Tiresia, un transsexuel brésilien est attiré puis séquestré dans
un pavillon de banlieue par Terranova, un psychopathe. Huis-clos
angoissant pour ce jeune homme dont toute la jeune vie a jusqu’ici
été tournée vers un seul objectif, sa lente transformation physique
et psychique qui lui renvoient aujourd’hui le reflet d’une belle
jeune femme. Que lui veut cet homme calme et froid qui contemple
sans le toucher son corps d’Aphrodite? Mais les jours passant, manquant
d’hormones, Tiresia regarde sa beauté équivoque tendre de nouveau
vers cette masculinité qui le désespère.Terranova considère lui
aussi cette beauté qui se fane et qui ne correspond plus à l’idéal
auquel il aspirait: « l’original est vulgaire, une tentative et
la copie est parfaite ». La copie échappe à sa quête d’absolu. La
violence de sa réaction est à la hauteur de sa déception: il crève
les yeux de Tiresia et l’abandonne en pleine campagne dans un chemin
creux.
Recueilli par Anna, une jeune fille pure, Tiresia devenu aveugle,
passe du désespoir à l’acceptation. Rendu à sa fonction première,
masculine, il va se découvrir un don de prémonition. Mais ses prédictions,
qui attirent de nombreux visiteurs en quête d'espoir, gênent l’Eglise
et le père François en particulier: « A moi, ils ne confient que
leur quotidien, à Tiresia ils lui ont confié leur âme ». Sous les
traits du prêtre se dessinent ceux de Terranova. Terranova et lui
ne font qu’un, tournés vers un absolu impossible à atteindre. Le
père devra, lui aussi, recourir à la violence.
Inspiré d’un mythe grec, le film de Bertrand Bonello soulève de
nombreux problèmes: le regard sur soi, la quête de la beauté, d’un
absolu inaccessible, le double jeu de l’original et de sa copie.

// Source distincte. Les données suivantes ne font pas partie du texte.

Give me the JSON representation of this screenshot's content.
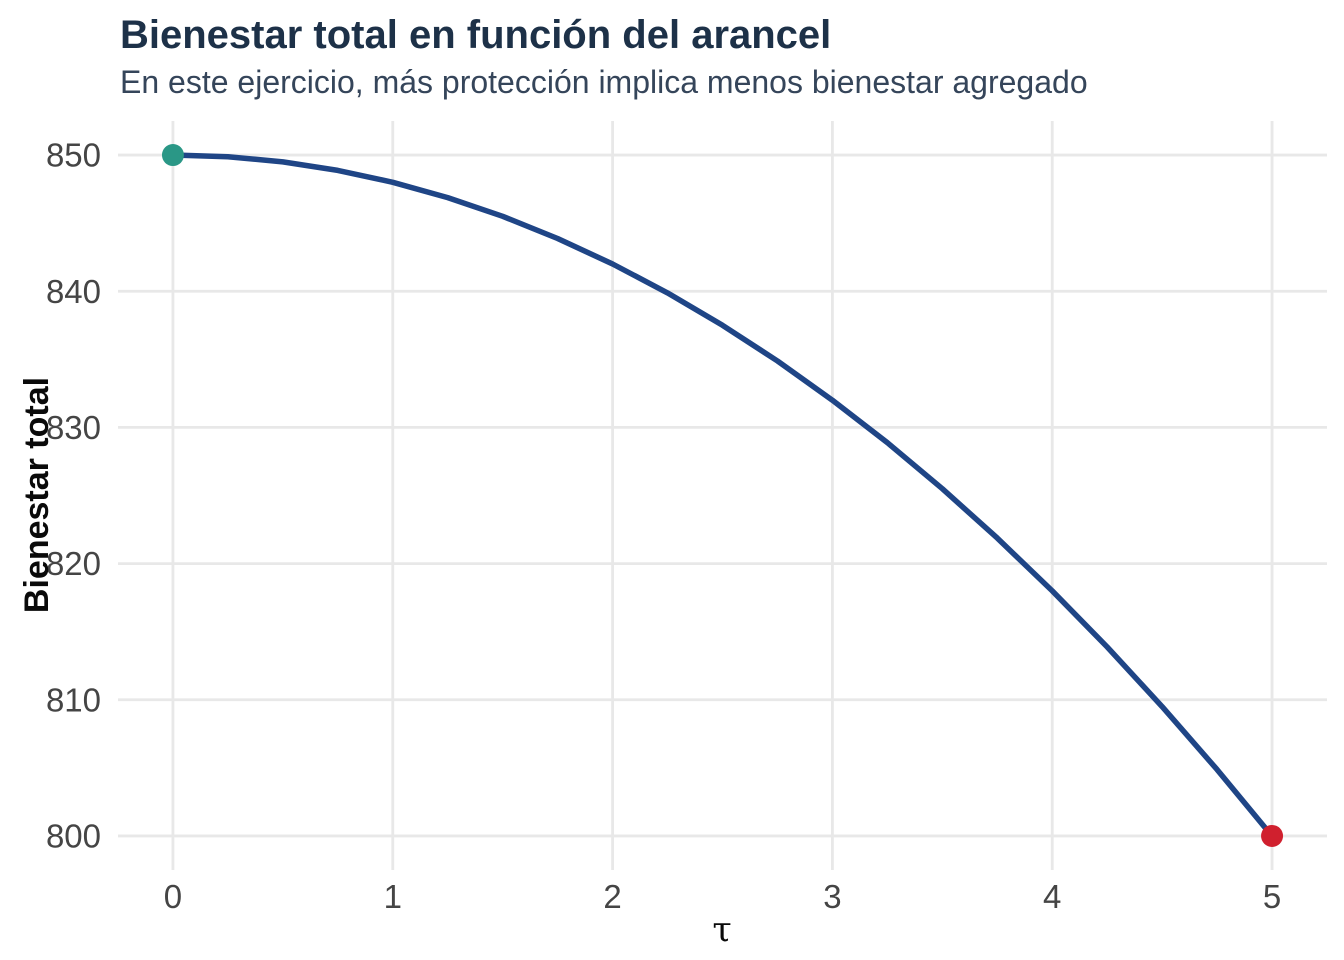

Son film est une œuvre d’art tant par la profondeur du sujet traité
que par la beauté esthétique qui le caractérise, un travail impressionnant
sur la mise en scène, sur le cadrage des personnages et le contraste
des couleurs. L’opposition entre l’enfermement de la première partie
et celui volontairement extérieur de la seconde, permet de traduire
la lente retransformation tant physique que psychique du personnage
de Tiresia, interprété de façon étonnante par une Clara Choveaux
équivoque, puis par Thiago Telès, remarquable oracle à la merci
d’un destin incontrôlable. Un film captivant parce qu’il mêle savamment
la beauté et la laideur, tant physique que morale.